Step 8. Preventing Satiation
- Vary reinforcers for a target skill/behavior or use a different reinforcer for each target skill/behavior.
- Teach the target skill/behavior during several short instructional sessions.
- Avoid using edible reinforcers. If they must be used, since they are effective for skill acquisition, use minimally and offer a variety. Food is often discouraged for use as primary reinforcers for several reasons including:
- Food is not a natural reinforcer making generalization more difficult,
- It only works well when the student is hungry for that food,
- Associating work contingencies with food has the potential for the development of mental health or eating disorders,
- Health concerns such as obesity and diabetes with eating too much foods with low nutritional value.

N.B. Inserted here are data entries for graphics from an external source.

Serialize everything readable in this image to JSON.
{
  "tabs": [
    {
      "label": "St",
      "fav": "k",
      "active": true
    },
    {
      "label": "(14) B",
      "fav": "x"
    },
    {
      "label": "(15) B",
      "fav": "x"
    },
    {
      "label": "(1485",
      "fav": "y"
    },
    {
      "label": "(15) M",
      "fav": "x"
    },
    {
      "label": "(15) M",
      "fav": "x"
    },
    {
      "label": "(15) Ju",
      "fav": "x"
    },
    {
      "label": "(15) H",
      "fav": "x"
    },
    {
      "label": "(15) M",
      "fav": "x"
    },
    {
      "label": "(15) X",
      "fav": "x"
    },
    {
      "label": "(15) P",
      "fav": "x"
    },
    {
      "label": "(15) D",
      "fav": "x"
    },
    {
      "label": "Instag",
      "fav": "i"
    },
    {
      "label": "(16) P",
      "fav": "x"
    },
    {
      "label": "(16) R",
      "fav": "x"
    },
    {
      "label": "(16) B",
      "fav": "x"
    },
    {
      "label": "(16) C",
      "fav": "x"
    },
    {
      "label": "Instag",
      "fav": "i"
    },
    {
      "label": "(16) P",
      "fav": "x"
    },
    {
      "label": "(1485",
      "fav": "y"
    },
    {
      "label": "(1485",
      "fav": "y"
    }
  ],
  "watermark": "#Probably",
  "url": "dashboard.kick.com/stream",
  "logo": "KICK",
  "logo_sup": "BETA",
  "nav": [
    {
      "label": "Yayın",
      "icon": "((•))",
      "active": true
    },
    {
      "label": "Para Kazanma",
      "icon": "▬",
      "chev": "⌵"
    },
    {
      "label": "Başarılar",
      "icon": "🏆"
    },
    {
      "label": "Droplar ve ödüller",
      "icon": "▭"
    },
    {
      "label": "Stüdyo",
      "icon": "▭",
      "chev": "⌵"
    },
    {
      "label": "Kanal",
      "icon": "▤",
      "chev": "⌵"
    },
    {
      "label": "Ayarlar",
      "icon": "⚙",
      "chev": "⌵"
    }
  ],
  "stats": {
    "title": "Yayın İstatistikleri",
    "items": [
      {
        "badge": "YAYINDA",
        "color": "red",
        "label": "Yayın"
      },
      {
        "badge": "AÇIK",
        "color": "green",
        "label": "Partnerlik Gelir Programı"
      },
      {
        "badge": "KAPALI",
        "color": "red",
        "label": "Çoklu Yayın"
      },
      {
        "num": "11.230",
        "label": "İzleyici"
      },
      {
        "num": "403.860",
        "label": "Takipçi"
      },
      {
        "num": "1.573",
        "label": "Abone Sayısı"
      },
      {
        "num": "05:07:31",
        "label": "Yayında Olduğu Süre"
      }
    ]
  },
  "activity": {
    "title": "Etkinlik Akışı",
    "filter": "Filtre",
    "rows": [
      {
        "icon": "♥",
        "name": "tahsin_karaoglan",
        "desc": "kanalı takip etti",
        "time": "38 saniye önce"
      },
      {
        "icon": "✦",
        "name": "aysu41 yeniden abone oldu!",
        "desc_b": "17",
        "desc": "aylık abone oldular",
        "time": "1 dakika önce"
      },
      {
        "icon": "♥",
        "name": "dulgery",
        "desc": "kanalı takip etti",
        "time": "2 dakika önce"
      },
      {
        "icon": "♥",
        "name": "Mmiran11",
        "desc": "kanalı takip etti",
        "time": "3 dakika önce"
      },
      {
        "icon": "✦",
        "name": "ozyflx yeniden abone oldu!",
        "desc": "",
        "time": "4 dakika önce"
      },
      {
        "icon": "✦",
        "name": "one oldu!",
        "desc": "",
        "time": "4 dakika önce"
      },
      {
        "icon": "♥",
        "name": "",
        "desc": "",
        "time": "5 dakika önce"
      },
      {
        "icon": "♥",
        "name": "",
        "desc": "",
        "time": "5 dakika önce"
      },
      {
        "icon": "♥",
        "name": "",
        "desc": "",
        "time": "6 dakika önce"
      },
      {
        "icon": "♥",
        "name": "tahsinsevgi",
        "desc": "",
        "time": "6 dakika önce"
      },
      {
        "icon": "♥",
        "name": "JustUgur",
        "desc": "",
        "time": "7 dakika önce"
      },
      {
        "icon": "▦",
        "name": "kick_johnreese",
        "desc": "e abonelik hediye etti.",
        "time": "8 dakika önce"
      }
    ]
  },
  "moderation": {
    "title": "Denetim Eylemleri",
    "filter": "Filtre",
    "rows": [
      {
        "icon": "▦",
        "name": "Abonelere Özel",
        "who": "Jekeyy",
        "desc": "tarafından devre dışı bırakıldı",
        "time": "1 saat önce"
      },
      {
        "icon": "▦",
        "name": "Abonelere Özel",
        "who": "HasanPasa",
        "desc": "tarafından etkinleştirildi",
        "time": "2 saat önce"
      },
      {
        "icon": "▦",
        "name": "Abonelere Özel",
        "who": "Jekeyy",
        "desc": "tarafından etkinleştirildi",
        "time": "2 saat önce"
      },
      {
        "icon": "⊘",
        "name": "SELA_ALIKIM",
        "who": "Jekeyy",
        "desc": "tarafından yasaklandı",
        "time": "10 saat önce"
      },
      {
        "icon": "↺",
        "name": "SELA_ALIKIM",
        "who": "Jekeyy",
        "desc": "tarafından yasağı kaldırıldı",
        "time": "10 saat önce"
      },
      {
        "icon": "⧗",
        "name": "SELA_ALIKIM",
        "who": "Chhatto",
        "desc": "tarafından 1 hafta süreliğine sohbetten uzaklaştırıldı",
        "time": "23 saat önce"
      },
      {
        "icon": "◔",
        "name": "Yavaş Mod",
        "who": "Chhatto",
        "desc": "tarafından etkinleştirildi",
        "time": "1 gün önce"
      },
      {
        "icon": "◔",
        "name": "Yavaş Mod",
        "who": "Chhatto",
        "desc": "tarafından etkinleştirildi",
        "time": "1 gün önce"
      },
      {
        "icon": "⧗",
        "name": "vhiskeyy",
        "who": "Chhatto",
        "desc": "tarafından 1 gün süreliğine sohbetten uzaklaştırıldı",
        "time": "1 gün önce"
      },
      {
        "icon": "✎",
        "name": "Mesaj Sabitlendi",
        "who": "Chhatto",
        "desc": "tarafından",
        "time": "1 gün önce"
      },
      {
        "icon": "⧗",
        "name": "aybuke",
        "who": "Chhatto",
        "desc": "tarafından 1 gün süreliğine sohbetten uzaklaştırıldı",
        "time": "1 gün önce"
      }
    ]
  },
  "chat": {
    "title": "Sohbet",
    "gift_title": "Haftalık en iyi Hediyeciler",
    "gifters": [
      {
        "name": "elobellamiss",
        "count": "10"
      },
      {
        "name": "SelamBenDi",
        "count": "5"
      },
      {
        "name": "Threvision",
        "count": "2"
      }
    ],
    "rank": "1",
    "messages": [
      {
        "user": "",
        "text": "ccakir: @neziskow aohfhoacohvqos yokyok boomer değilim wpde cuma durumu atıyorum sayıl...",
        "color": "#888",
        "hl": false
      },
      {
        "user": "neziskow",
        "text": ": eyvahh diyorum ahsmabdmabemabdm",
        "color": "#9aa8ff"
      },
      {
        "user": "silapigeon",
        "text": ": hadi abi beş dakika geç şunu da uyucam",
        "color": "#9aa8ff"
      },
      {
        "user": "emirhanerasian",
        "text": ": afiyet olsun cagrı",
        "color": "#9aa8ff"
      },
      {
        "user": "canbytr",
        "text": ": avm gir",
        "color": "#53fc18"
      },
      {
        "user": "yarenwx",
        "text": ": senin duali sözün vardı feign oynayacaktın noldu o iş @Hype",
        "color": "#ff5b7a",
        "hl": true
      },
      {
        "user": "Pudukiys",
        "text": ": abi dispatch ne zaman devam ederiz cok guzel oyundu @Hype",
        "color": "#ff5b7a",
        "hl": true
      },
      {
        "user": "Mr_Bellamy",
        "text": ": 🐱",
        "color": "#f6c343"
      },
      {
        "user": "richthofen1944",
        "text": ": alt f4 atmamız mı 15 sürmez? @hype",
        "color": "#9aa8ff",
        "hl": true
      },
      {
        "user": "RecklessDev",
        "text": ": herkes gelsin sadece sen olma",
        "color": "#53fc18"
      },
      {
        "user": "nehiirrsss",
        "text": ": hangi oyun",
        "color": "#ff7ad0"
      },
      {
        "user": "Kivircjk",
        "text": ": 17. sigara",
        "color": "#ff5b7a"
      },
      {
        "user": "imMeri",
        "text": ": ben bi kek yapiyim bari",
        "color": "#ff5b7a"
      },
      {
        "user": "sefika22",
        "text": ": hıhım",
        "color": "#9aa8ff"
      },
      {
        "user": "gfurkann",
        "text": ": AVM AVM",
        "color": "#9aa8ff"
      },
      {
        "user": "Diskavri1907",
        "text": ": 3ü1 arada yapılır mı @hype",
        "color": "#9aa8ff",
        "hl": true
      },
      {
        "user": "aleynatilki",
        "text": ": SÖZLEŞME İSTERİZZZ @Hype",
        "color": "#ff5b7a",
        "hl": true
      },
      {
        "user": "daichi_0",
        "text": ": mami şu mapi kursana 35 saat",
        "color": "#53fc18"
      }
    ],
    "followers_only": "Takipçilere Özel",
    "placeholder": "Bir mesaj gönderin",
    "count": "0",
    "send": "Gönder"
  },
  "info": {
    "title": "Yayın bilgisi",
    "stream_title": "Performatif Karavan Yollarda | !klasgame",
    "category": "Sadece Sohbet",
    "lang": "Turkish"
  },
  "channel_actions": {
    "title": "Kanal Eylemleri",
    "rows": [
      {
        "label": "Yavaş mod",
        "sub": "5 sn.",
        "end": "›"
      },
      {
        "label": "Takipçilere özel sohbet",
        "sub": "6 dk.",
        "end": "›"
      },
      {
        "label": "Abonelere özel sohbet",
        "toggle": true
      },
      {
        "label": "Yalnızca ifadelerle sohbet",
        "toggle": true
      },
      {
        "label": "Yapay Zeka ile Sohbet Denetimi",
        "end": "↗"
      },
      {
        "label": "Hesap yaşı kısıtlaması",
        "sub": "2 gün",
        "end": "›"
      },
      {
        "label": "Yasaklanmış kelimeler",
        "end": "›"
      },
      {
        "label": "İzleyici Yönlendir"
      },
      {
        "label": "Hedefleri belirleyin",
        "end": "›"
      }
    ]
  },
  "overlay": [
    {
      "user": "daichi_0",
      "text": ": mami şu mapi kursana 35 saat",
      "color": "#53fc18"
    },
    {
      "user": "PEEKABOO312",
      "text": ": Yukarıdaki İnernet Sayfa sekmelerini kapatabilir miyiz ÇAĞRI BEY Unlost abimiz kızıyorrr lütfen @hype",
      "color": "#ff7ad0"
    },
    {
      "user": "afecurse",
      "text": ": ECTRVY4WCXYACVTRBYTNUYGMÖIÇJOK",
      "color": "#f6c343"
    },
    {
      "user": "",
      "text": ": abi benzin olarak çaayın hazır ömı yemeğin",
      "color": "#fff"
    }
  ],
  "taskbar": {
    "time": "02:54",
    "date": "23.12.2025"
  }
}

- Shift from using primary to secondary reinforcers as soon as possible.
- If satiation does occur, start using a different reinforcer.
Step 9. Monitoring Learner Progress
- Use progress monitoring data to determine the learner’s mastery of the target skill/behavior.
- As learners with ASD meet performance criteria for a target skill/behavior, move from a continuous reinforcement schedule to intermittent schedules of reinforcement.
- Use progress monitoring data to adjust reinforcement strategies if the target skill/behavior is not increasing.